Attorneys representing Hernández's family in a potential lawsuit said that under federal rules, ICE is required to preserve evidence, including electronic information, if it reasonably anticipates it will be part of litigation. The lawyers maintain that ICE should have anticipated being sued over her death.

Hernández was in the custody of ICE at a private prison operated by CoreCivic when she died in 2018 at a hospital in Albuquerque, New Mexico. CoreCivic, previously known as Corrections Corporations of America, is one of the largest private prison companies in the US.

ICE declined to comment, and CoreCivic said there was no indication of willful action by the company to delete the video. Digital camera equipment is not capable of retaining images beyond 90 days at Cibola, said Brandon Bissell, a spokesperson for the prison company.

Hernández had been held at the Cibola County Correctional Center, a federal prison facility in Milan, New Mexico, prior to her death.

An independent autopsy requested by the family determined the cause of death was most likely severe complications of dehydration combined with complications from HIV. The independent autopsy also found that Hernández appeared to have been physically abused before she died.

The New Mexico Office of the Medical Investigator said it did not share the conclusion that Hernández had been physically abused and said fractures of the ribs and sternum were consistent with CPR. The office determined her cause of death was multicentric Castleman disease due to AIDS.

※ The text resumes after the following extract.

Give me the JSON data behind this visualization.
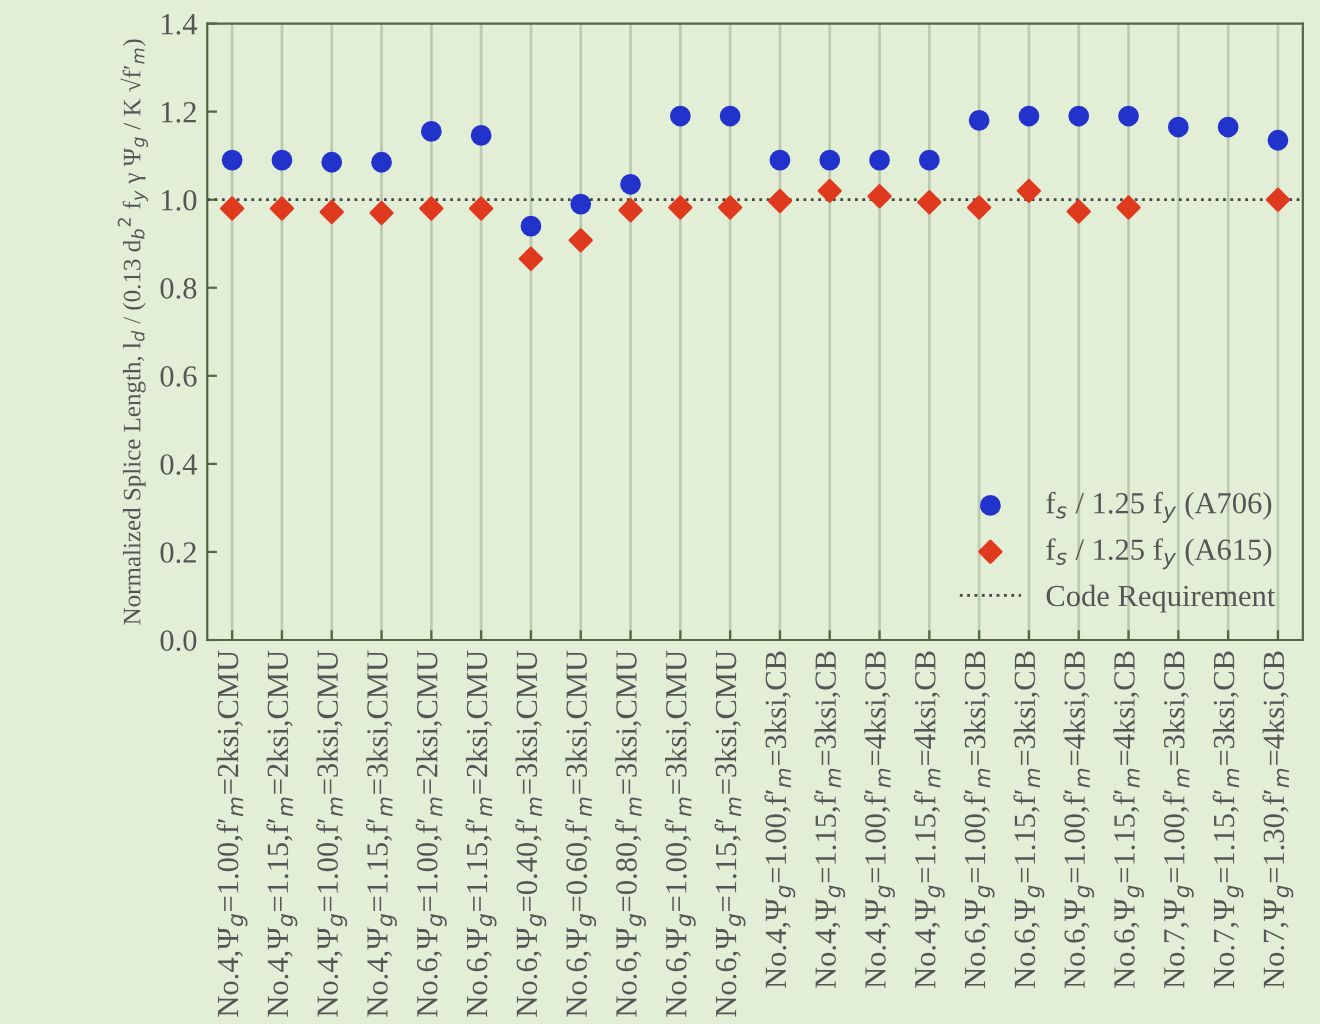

An internal ICE report into Hernández’s death reviewed by BuzzFeed News found no indication that she was given antiretrovirals for HIV by Customs and Border Protection or ICE.

According to ICE's detention standards, HIV-positive detainees transferred from one detention facility to another must be provided with a 30-day supply of medication. Hernández was taken to two detention facilities before arriving at the facility in Milan, New Mexico. ICE said it didn't have enough time to evaluate what the most effective HIV treatment would've been before Hernández was sent to a hospital.

The detainee death review also noted that immigration officers are expected to report medical concerns or complaints to health care professionals, but none were voiced by Hernández or observed by officers.

"It is noteworthy and of concern that Hernandez was immunocompromised and ill" when ICE officers took custody of her and transferred her to two detention cites before arriving at Cibola, the report states. By the time she reached Cibola County Correctional Center, she was so ill "that a physician ordered her immediate transport to the emergency room," the review added.

Still, the detainee death review found there were no deficiencies in ICE Performance-Based National Detention Standards.

But Harris and Blumenthal said in the letter that there remain serious questions related to the circumstances surrounding Hernandez's death, including whether she suffered physical abuse while in US custody, and whether, "in light of her physical symptoms," she received appropriate medical care.